In theorizing this ultimately catastrophic property dispute, this paper attends to the multidirectional trajectories of power that constructed 309 North 33rd Street as a marginal geography. Philadelphia’s carceral targeting of MOVE’s sacred space certainly produced MOVE’s alterity; zoning authorities, developers, and community stakeholders could not place MOVE’s religiosity within the secular spatial order, rendering MOVE and their otherwise ways of cultivating sacred space illicit. Yet, MOVE was never interested in navigating the line between licit and illicit ways of being. MOVE sought to create a space apart from the System and its attendant spatial, religious, and carceral logics, erecting a boundary that demarcated their space from the profane world outside. By foregrounding MOVE’s agency in constructing their againstness, I seek to make visible the secular spatial order they sought to disrupt.

Abstract for Online Program Book (maximum 150 words)

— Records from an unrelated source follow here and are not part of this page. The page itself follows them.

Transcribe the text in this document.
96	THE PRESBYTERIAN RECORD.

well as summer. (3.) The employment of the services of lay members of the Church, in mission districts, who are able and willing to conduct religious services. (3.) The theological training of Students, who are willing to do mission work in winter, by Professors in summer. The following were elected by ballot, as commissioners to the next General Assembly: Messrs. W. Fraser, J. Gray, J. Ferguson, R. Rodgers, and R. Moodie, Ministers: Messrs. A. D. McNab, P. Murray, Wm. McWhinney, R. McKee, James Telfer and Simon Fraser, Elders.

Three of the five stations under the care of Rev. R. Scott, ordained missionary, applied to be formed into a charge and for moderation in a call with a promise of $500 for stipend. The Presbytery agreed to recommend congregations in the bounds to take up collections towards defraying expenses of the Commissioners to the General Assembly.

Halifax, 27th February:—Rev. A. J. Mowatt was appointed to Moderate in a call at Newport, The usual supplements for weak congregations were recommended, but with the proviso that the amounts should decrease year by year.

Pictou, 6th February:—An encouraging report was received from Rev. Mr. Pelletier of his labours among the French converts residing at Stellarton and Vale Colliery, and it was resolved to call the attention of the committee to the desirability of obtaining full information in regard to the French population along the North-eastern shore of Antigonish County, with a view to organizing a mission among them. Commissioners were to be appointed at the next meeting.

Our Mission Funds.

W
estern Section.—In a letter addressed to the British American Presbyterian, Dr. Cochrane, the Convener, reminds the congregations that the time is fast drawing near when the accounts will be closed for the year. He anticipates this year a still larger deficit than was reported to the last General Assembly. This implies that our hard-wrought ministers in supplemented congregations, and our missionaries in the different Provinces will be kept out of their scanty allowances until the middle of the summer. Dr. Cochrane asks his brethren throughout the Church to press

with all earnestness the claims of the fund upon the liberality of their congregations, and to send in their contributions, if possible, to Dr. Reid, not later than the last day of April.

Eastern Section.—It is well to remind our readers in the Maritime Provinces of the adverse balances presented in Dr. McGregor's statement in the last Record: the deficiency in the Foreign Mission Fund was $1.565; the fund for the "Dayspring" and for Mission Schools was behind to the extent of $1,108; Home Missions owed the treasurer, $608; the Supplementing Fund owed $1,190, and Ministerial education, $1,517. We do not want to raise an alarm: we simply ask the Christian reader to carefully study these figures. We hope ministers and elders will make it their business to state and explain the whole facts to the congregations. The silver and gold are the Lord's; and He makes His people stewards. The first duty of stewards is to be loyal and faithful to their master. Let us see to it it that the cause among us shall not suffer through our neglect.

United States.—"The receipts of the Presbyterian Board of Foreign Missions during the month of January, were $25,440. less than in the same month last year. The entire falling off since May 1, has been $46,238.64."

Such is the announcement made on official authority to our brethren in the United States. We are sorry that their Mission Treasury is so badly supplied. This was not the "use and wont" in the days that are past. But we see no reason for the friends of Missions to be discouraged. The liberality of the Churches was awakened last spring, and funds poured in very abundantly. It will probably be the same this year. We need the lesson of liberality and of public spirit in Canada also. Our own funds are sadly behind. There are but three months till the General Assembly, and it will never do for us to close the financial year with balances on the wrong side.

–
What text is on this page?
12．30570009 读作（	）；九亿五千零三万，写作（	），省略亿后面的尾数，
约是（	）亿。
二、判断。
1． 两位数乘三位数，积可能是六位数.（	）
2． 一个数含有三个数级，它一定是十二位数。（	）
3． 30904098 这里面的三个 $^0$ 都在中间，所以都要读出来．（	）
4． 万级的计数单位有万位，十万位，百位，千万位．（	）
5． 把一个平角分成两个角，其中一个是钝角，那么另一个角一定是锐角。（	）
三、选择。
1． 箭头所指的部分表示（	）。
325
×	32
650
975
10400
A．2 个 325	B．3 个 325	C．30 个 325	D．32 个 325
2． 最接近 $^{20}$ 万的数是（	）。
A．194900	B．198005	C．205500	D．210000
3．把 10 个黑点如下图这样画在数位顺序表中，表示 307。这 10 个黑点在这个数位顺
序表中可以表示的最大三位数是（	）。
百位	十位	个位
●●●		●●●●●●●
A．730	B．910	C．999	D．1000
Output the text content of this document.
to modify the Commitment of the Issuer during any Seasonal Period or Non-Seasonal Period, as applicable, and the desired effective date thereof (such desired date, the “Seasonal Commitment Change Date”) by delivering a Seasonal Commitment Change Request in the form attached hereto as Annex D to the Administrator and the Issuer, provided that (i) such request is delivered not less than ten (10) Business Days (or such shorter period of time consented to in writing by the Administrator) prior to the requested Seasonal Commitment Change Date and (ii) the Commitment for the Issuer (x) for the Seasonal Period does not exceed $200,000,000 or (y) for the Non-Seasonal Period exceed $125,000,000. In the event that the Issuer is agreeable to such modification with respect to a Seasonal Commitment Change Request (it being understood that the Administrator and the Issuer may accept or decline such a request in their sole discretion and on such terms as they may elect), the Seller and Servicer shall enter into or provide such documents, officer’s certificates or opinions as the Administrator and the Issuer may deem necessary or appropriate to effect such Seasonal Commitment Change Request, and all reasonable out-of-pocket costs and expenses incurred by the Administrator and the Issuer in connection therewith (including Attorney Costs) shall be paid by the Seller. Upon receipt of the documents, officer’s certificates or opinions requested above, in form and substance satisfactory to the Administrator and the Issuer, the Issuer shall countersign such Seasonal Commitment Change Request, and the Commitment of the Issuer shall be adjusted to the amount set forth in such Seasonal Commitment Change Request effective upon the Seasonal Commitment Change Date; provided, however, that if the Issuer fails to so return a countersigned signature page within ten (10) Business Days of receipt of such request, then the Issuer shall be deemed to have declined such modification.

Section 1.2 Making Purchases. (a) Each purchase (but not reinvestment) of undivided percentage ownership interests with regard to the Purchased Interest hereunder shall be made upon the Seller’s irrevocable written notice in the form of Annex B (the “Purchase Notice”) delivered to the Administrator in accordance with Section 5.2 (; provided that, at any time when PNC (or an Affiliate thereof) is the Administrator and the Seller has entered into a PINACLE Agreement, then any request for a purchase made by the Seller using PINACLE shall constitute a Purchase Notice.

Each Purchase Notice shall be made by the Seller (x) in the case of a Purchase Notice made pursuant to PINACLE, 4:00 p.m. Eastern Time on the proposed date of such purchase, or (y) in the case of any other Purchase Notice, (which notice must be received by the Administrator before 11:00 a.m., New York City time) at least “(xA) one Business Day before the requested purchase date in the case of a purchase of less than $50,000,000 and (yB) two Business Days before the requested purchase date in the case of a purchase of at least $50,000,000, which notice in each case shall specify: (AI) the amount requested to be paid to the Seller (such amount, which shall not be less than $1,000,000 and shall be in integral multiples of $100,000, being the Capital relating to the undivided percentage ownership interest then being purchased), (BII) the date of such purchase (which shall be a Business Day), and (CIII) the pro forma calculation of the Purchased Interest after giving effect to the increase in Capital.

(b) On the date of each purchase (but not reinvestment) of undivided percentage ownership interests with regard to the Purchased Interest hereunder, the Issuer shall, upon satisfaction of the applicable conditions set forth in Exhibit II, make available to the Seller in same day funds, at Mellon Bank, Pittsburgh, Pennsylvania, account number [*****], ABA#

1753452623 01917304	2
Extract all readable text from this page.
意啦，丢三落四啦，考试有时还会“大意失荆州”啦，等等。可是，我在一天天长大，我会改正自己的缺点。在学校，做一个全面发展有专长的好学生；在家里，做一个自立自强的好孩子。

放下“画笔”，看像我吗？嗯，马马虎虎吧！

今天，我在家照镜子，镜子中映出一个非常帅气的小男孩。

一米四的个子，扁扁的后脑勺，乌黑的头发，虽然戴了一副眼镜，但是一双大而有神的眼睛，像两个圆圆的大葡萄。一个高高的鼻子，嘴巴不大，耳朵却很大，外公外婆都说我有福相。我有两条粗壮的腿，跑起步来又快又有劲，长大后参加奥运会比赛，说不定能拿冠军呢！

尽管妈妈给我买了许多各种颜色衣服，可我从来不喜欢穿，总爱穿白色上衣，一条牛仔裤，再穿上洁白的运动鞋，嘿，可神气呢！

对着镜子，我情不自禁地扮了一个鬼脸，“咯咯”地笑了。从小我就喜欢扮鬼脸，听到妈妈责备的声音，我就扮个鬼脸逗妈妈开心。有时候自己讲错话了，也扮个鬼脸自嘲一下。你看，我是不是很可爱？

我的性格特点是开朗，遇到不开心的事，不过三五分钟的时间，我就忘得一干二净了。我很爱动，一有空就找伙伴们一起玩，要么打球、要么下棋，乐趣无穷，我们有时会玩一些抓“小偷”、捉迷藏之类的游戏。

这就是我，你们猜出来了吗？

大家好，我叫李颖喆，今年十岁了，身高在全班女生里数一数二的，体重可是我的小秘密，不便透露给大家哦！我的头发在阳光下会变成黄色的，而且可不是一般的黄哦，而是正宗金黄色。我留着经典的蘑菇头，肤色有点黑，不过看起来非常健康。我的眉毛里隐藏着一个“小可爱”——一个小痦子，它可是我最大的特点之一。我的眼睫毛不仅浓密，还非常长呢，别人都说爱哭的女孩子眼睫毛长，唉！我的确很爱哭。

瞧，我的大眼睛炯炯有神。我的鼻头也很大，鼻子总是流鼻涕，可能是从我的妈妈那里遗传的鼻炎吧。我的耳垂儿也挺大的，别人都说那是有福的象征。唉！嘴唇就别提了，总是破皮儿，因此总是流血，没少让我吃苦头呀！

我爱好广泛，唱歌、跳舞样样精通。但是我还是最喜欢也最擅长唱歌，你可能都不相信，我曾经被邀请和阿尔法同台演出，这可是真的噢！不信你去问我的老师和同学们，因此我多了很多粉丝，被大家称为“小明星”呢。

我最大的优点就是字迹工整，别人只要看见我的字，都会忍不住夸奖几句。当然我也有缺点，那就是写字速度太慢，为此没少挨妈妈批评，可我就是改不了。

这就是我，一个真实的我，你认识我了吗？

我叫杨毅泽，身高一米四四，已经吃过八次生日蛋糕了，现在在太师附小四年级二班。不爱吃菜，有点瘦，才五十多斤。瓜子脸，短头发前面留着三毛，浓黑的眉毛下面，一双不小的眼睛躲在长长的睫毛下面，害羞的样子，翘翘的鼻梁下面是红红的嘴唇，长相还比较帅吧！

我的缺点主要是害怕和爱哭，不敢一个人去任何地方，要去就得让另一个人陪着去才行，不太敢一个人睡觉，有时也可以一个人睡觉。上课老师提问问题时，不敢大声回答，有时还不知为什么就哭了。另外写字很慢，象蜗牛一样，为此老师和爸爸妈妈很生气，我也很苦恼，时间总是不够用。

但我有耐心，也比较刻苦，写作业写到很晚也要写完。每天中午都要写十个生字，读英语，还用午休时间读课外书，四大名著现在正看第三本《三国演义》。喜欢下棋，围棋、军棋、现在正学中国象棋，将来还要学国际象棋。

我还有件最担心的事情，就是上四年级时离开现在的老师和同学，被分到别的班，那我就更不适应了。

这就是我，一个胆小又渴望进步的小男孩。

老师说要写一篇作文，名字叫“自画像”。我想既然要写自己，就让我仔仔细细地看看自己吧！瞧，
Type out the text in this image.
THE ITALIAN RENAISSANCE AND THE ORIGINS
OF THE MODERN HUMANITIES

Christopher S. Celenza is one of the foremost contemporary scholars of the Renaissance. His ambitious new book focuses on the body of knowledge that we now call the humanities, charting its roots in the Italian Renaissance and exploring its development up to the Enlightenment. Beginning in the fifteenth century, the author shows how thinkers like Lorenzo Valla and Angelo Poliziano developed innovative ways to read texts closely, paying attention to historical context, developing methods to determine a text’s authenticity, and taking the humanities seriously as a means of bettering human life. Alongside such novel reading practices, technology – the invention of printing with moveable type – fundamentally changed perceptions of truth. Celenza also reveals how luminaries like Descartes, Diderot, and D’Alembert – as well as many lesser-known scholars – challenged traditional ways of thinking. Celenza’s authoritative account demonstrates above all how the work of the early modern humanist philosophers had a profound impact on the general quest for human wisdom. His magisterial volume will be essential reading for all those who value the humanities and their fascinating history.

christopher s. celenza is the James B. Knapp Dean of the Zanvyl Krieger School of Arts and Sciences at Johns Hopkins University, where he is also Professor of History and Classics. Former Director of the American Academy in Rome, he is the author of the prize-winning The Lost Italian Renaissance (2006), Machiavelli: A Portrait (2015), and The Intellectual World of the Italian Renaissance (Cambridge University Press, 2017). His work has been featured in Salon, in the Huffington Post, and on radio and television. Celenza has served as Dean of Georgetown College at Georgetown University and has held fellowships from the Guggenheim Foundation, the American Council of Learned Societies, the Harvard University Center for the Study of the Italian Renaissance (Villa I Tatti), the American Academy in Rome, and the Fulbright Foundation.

This paper examines the 1978 police raid of the West Philadelphia headquarters of MOVE, a Black radical religious organization, as a clash of competing spatial imaginations. Tracing the conflict between the secular spatial imaginary of Philadelphia’s carceral governance and MOVE’s insurgent approach to cultivating sacred space, I demonstrate the secular spatial logic encoded in zoning laws and their carceral enforcement by analyzing MOVE’s metaphysical reordering of urban space as a direct challenge to secular spatial order.